Foos asked that I not print that part of our conversation until Talese's book, The Voyeur's Motel, came out on July 12, since he believed he was under a media embargo from the book's publisher, Grove/Atlantic.

The book had been in the works for decades. Talese began corresponding with Foos in January 1980, when he received a handwritten letter from the motel owner inviting him to Colorado. In the letter, Foos explained that he appreciated Talese's writing on sex in America, and had been conducting his own, quasi-scientific study of guests at his motel, especially their sexual acts, and was compiling detailed journals of what he'd seen. Talese was intrigued. He agreed to meet Foos at his place on East Colfax Avenue, the Manor House Motel, and saw firsthand the one-way ventilation screens Foos had installed in the rooms' ceilings that allowed him to observe guests from the attic. The two would correspond regularly after that. But Talese waited until 2016 to publish anything about it — well after the statutes of limitation had expired, so neither he nor Foos could be charged for any criminal wrongdoing.

A 7News collage showing a portrait of author Gay Talese, the Manor House Motel and a vintage shot of its onetime owner, Gerald Foos.
A 7News collage showing a portrait of author Gay Talese, the Manor House Motel and a vintage shot of its onetime owner, Gerald Foos.
7News via YouTube

I agreed to Foos's condition to keep part of our call off the record for a few months — even as all hell was breaking loose around the credibility of the story. The Netflix documentary explores much of that, including a Washington Post investigation that found that Foos didn't own the motel for an eight-year period during which he continued making journal entries describing his guests performing various sexual acts.

During my phone call with Foos, I brought up the Washington Post article and the property records its reporters found proving that Foos didn't own the motel for eight years.

“If you’re off a couple years, is that such a big deal?” Foos responded. “It’s not, in my opinion. But some reporters think that if you’re off there, the whole book must be off."

Foos then admitted to withholding information from Talese.

“I heard [the other motel owner] died ten years ago, and that’s why I didn’t want to include him in the book. That’s why I didn’t tell Gay [Talese] about it," Foos said.

The implication, as best I could tell, was that Foos didn't want to slander the deceased person's name, since after the Washington Post article came out, Foos defended some of his suspect journal entries by claiming that the other owner still gave him access to the attic during that eight-year span.

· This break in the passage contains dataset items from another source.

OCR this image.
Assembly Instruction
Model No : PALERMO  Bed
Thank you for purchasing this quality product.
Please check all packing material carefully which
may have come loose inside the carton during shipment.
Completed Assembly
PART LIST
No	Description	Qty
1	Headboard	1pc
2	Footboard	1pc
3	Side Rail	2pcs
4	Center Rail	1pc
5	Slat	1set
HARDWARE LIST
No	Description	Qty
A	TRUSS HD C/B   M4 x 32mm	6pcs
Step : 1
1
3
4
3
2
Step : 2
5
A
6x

Here was Foos admitting that he not only regrets working with Talese, but that he was lying to him.

Talese, a prolific journalist who has written for the New York Times and Esquire, has caught flak over the details he missed in Foos's story. And he has waffled in defending his book. Soon after the Washington Post report came out, he said the credibility of Voyeur's Motel was "down the toilet." Then he reversed course when Foos told him he still had access to the attic during the years 1980 to 1988, when the other owner possessed the Manor House Motel. Talese did not respond to requests to comment for this story.

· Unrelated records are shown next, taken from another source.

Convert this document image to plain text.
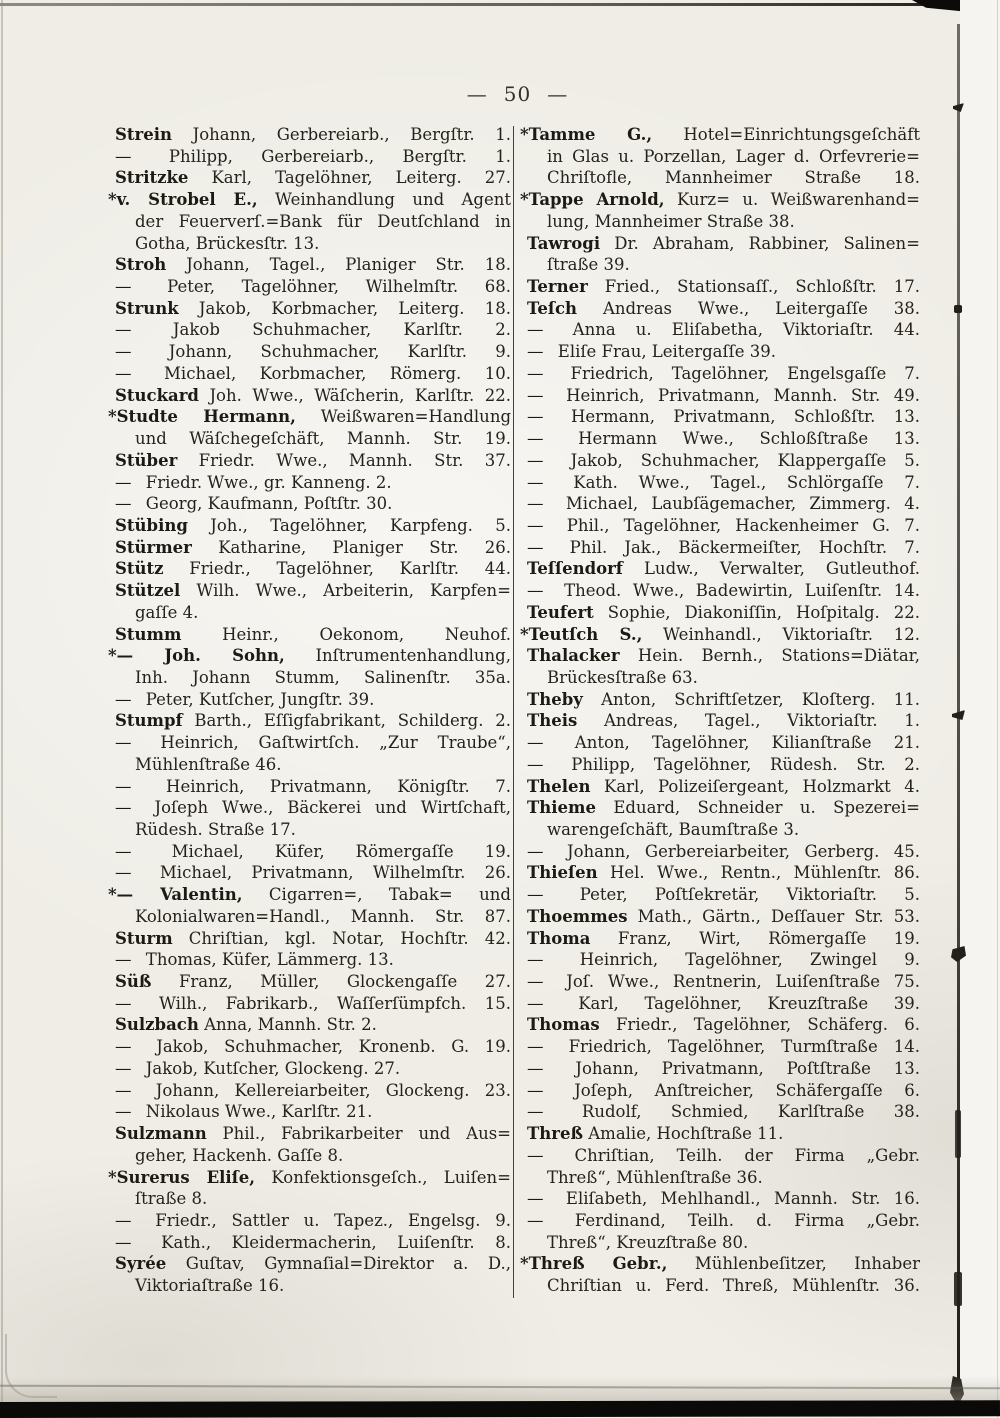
— 50 —
Strein Johann, Gerbereiarb., Bergſtr. 1.
— Philipp, Gerbereiarb., Bergſtr. 1.
Stritzke Karl, Tagelöhner, Leiterg. 27.
*v. Strobel E., Weinhandlung und Agent
der Feuerverſ.=Bank für Deutſchland in
Gotha, Brückesſtr. 13.
Stroh Johann, Tagel., Planiger Str. 18.
— Peter, Tagelöhner, Wilhelmſtr. 68.
Strunk Jakob, Korbmacher, Leiterg. 18.
— Jakob Schuhmacher, Karlſtr. 2.
— Johann, Schuhmacher, Karlſtr. 9.
— Michael, Korbmacher, Römerg. 10.
Stuckard Joh. Wwe., Wäſcherin, Karlſtr. 22.
*Studte Hermann, Weißwaren=Handlung
und Wäſchegeſchäft, Mannh. Str. 19.
Stüber Friedr. Wwe., Mannh. Str. 37.
— Friedr. Wwe., gr. Kanneng. 2.
— Georg, Kaufmann, Poſtſtr. 30.
Stübing Joh., Tagelöhner, Karpfeng. 5.
Stürmer Katharine, Planiger Str. 26.
Stütz Friedr., Tagelöhner, Karlſtr. 44.
Stützel Wilh. Wwe., Arbeiterin, Karpfen=
gaſſe 4.
Stumm Heinr., Oekonom, Neuhof.
*— Joh. Sohn, Inſtrumentenhandlung,
Inh. Johann Stumm, Salinenſtr. 35a.
— Peter, Kutſcher, Jungſtr. 39.
Stumpf Barth., Eſſigfabrikant, Schilderg. 2.
— Heinrich, Gaſtwirtſch. „Zur Traube“,
Mühlenſtraße 46.
— Heinrich, Privatmann, Königſtr. 7.
— Joſeph Wwe., Bäckerei und Wirtſchaft,
Rüdesh. Straße 17.
— Michael, Küfer, Römergaſſe 19.
— Michael, Privatmann, Wilhelmſtr. 26.
*— Valentin, Cigarren=, Tabak= und
Kolonialwaren=Handl., Mannh. Str. 87.
Sturm Chriſtian, kgl. Notar, Hochſtr. 42.
— Thomas, Küfer, Lämmerg. 13.
Süß Franz, Müller, Glockengaſſe 27.
— Wilh., Fabrikarb., Waſſerſümpfch. 15.
Sulzbach Anna, Mannh. Str. 2.
— Jakob, Schuhmacher, Kronenb. G. 19.
— Jakob, Kutſcher, Glockeng. 27.
— Johann, Kellereiarbeiter, Glockeng. 23.
— Nikolaus Wwe., Karlſtr. 21.
Sulzmann Phil., Fabrikarbeiter und Aus=
geher, Hackenh. Gaſſe 8.
*Surerus Eliſe, Konfektionsgeſch., Luiſen=
ſtraße 8.
— Friedr., Sattler u. Tapez., Engelsg. 9.
— Kath., Kleidermacherin, Luiſenſtr. 8.
Syrée Guſtav, Gymnaſial=Direktor a. D.,
Viktoriaſtraße 16.
*Tamme G., Hotel=Einrichtungsgeſchäft
in Glas u. Porzellan, Lager d. Orfevrerie=
Chriſtofle, Mannheimer Straße 18.
*Tappe Arnold, Kurz= u. Weißwarenhand=
lung, Mannheimer Straße 38.
Tawrogi Dr. Abraham, Rabbiner, Salinen=
ſtraße 39.
Terner Fried., Stationsaſſ., Schloßſtr. 17.
Teſch Andreas Wwe., Leitergaſſe 38.
— Anna u. Eliſabetha, Viktoriaſtr. 44.
— Eliſe Frau, Leitergaſſe 39.
— Friedrich, Tagelöhner, Engelsgaſſe 7.
— Heinrich, Privatmann, Mannh. Str. 49.
— Hermann, Privatmann, Schloßſtr. 13.
— Hermann Wwe., Schloßſtraße 13.
— Jakob, Schuhmacher, Klappergaſſe 5.
— Kath. Wwe., Tagel., Schlörgaſſe 7.
— Michael, Laubſägemacher, Zimmerg. 4.
— Phil., Tagelöhner, Hackenheimer G. 7.
— Phil. Jak., Bäckermeiſter, Hochſtr. 7.
Teſſendorf Ludw., Verwalter, Gutleuthof.
— Theod. Wwe., Badewirtin, Luiſenſtr. 14.
Teufert Sophie, Diakoniſſin, Hoſpitalg. 22.
*Teutſch S., Weinhandl., Viktoriaſtr. 12.
Thalacker Hein. Bernh., Stations=Diätar,
Brückesſtraße 63.
Theby Anton, Schriftſetzer, Kloſterg. 11.
Theis Andreas, Tagel., Viktoriaſtr. 1.
— Anton, Tagelöhner, Kilianſtraße 21.
— Philipp, Tagelöhner, Rüdesh. Str. 2.
Thelen Karl, Polizeiſergeant, Holzmarkt 4.
Thieme Eduard, Schneider u. Spezerei=
warengeſchäft, Baumſtraße 3.
— Johann, Gerbereiarbeiter, Gerberg. 45.
Thieſen Hel. Wwe., Rentn., Mühlenſtr. 86.
— Peter, Poſtſekretär, Viktoriaſtr. 5.
Thoemmes Math., Gärtn., Deſſauer Str. 53.
Thoma Franz, Wirt, Römergaſſe 19.
— Heinrich, Tagelöhner, Zwingel 9.
— Joſ. Wwe., Rentnerin, Luiſenſtraße 75.
— Karl, Tagelöhner, Kreuzſtraße 39.
Thomas Friedr., Tagelöhner, Schäferg. 6.
— Friedrich, Tagelöhner, Turmſtraße 14.
— Johann, Privatmann, Poſtſtraße 13.
— Joſeph, Anſtreicher, Schäfergaſſe 6.
— Rudolf, Schmied, Karlſtraße 38.
Threß Amalie, Hochſtraße 11.
— Chriſtian, Teilh. der Firma „Gebr.
Threß“, Mühlenſtraße 36.
— Eliſabeth, Mehlhandl., Mannh. Str. 16.
— Ferdinand, Teilh. d. Firma „Gebr.
Threß“, Kreuzſtraße 80.
*Threß Gebr., Mühlenbeſitzer, Inhaber
Chriſtian u. Ferd. Threß, Mühlenſtr. 36.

There are other concerning details that the new Netflix film does not mention. In telling his story, Foos had visions of becoming a celebrity and making the talk-show circuit.

“If people want to really know about the life of the voyeur — if they want to know that I'm the greatest there ever was in the world — after the 12th of July, I will pick out certain people, maybe even do an exclusive with someone...I'm not sure yet,” he told me.

Foos said a writer with Vanity Fair had even flown in from Paris to speak with him during the time the film crew was following him, an interview that Talese's publisher allegedly killed before it happened, he said.

As if all of that weren't strange enough, the most bizarre part of my conversation with Foos was yet to come. Our talk concluded with the self-described voyeur offering me $300,000 related to his sports-memorabilia collection. The film mentions the collection briefly, but doesn't elaborate on Foos's scheme to make millions by selling signed baseballs and cabinets' worth of collectible sports cards. Here's an except from one of my articles last year, in which Foos told me about the collection and tries to get me to become his agent:

“I’m really interested in selling it, and I’m having difficulty,” Foos told me. “The reason I’m having difficulty is because my agent is in jail.”

“That would make it hard,” I observed.

“Yeah, he went back to his drinking. And he just got his third DUI in Minnesota. That’s how he ended up in jail. And he may even go to prison. And if he does that, he’s finished as my agent,” Foos continued.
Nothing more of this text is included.